The largest stake in Automatic Data Processing, Inc. (NASDAQ:ADP) was held by Cedar Rock Capital, which reported holding $483.4 million worth of stock at the end of September. It was followed by Arrowstreet Capital with a $388.4 million position. Other investors bullish on the company included D E Shaw, Generation Investment Management, and Two Sigma Advisors. In terms of the portfolio weights assigned to each position Cedar Rock Capital allocated the biggest weight to Automatic Data Processing, Inc. (NASDAQ:ADP), around 11.2% of its portfolio. BlueSpruce Investments is also relatively very bullish on the stock, earmarking 8.12 percent of its 13F equity portfolio to ADP.

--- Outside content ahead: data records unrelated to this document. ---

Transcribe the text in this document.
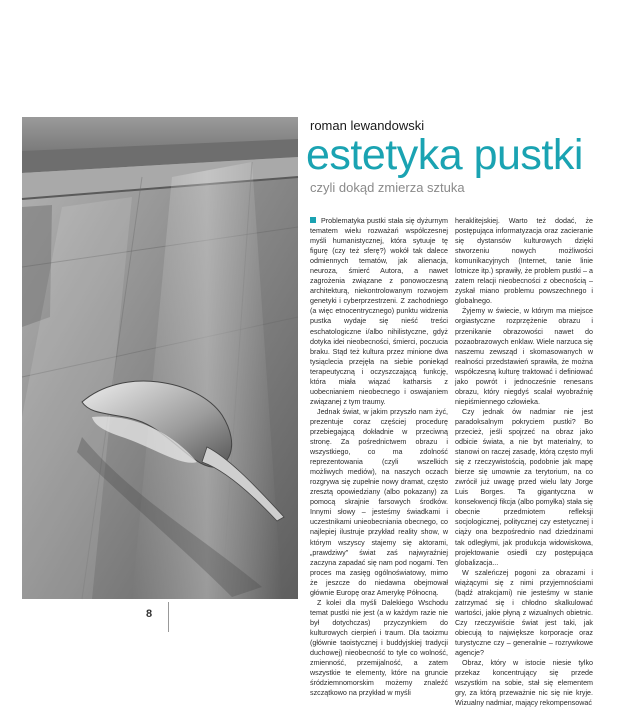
roman lewandowski
estetyka pustki
czyli dokąd zmierza sztuka

Problematyka pustki stała się dyżurnym tematem wielu rozważań współczesnej myśli humanistycznej, która sytuuje tę figurę (czy też sferę?) wokół tak dalece odmiennych tematów, jak alienacja, neuroza, śmierć Autora, a nawet zagrożenia związane z ponowoczesną architekturą, niekontrolowanym rozwojem genetyki i cyberprzestrzeni. Z zachodniego (a więc etnocentrycznego) punktu widzenia pustka wydaje się nieść treści eschatologiczne i/albo nihilistyczne, gdyż dotyka idei nieobecności, śmierci, poczucia braku. Stąd też kultura przez minione dwa tysiąclecia przejęła na siebie poniekąd terapeutyczną i oczyszczającą funkcję, która miała wiązać katharsis z uobecnianiem nieobecnego i oswajaniem związanej z tym traumy.

Jednak świat, w jakim przyszło nam żyć, prezentuje coraz częściej procedurę przebiegającą dokładnie w przeciwną stronę. Za pośrednictwem obrazu i wszystkiego, co ma zdolność reprezentowania (czyli wszelkich możliwych mediów), na naszych oczach rozgrywa się zupełnie nowy dramat, często zresztą opowiedziany (albo pokazany) za pomocą skrajnie farsowych środków. Innymi słowy – jesteśmy świadkami i uczestnikami unieobecniania obecnego, co najlepiej ilustruje przykład reality show, w którym wszyscy stajemy się aktorami, „prawdziwy" świat zaś najwyraźniej zaczyna zapadać się nam pod nogami. Ten proces ma zasięg ogólnoświatowy, mimo że jeszcze do niedawna obejmował głównie Europę oraz Amerykę Północną.

Z kolei dla myśli Dalekiego Wschodu temat pustki nie jest (a w każdym razie nie był dotychczas) przyczynkiem do kulturowych cierpień i traum. Dla taoizmu (głównie taoistycznej i buddyjskiej tradycji duchowej) nieobecność to tyle co wolność, zmienność, przemijalność, a zatem wszystkie te elementy, które na gruncie śródziemnomorskim możemy znaleźć szczątkowo na przykład w myśli

heraklitejskiej. Warto też dodać, że postępująca informatyzacja oraz zacieranie się dystansów kulturowych dzięki stworzeniu nowych możliwości komunikacyjnych (Internet, tanie linie lotnicze itp.) sprawiły, że problem pustki – a zatem relacji nieobecności z obecnością – zyskał miano problemu powszechnego i globalnego.

Żyjemy w świecie, w którym ma miejsce orgiastyczne rozprzężenie obrazu i przenikanie obrazowości nawet do pozaobrazowych enklaw. Wiele narzuca się naszemu zewsząd i skomasowanych w realności przedstawień sprawiła, że można współczesną kulturę traktować i definiować jako powrót i jednocześnie renesans obrazu, który niegdyś scalał wyobraźnię niepiśmiennego człowieka.

Czy jednak ów nadmiar nie jest paradoksalnym pokryciem pustki? Bo przecież, jeśli spojrzeć na obraz jako odbicie świata, a nie byt materialny, to stanowi on raczej zasadę, którą często myli się z rzeczywistością, podobnie jak mapę bierze się umownie za terytorium, na co zwrócił już uwagę przed wielu laty Jorge Luis Borges. Ta gigantyczna w konsekwencji fikcja (albo pomyłka) stała się obecnie przedmiotem refleksji socjologicznej, politycznej czy estetycznej i ciąży ona bezpośrednio nad dziedzinami tak odległymi, jak produkcja widowiskowa, projektowanie osiedli czy postępująca globalizacja...

W szaleńczej pogoni za obrazami i wiążącymi się z nimi przyjemnościami (bądź atrakcjami) nie jesteśmy w stanie zatrzymać się i chłodno skalkulować wartości, jakie płyną z wizualnych obietnic. Czy rzeczywiście świat jest taki, jak obiecują to największe korporacje oraz turystyczne czy – generalnie – rozrywkowe agencje?

Obraz, który w istocie niesie tylko przekaz koncentrujący się przede wszystkim na sobie, stał się elementem gry, za którą przeważnie nic się nie kryje. Wizualny nadmiar, mający rekompensować

8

With a general bullishness amongst the heavyweights, some big names were breaking ground themselves. BlueSpruce Investments, managed by Tim Hurd and Ed Magnus, established the biggest position in Automatic Data Processing, Inc. (NASDAQ:ADP). BlueSpruce Investments had $211.1 million invested in the company at the end of the quarter. Michael Kharitonov and Jon David McAuliffe’s Voleon Capital also made a $15 million investment in the stock during the quarter. The other funds with new positions in the stock are Peter Seuss’s Prana Capital Management, Perella Weinberg Partners, and Ray Dalio’s Bridgewater Associates.
Let’s now take a look at hedge fund activity in other stocks – not necessarily in the same industry as Automatic Data Processing, Inc. (NASDAQ:ADP) but similarly valued. These stocks are Duke Energy Corporation (NYSE:DUK), The Bank of Nova Scotia (NYSE:BNS), BlackRock, Inc. (NYSE:BLK), and Intuit Inc. (NASDAQ:INTU). This group of stocks’ market valuations resemble ADP’s market valuation.
|Ticker||No of HFs with positions||Total Value of HF Positions (x1000)||Change in HF Position|
View table here if you experience formatting issues.
As you can see these stocks had an average of 33 hedge funds with bullish positions and the average amount invested in these stocks was $1262 million. That figure was $3101 million in ADP’s case. Intuit Inc. (NASDAQ:INTU) is the most popular stock in this table. On the other hand The Bank of Nova Scotia (NYSE:BNS) is the least popular one with only 15 bullish hedge fund positions. Compared to these stocks Automatic Data Processing, Inc. (NASDAQ:ADP) is more popular among hedge funds. Our calculations showed that top 20 most popular stocks among hedge funds returned 34.7% in 2019 through November 22nd and outperformed the S&P 500 ETF (SPY) by 8.5 percentage points. Hedge funds were also right about betting on ADP, though not to the same extent, as the stock returned 5.1% during the fourth quarter (through 11/22) and outperformed the market as well.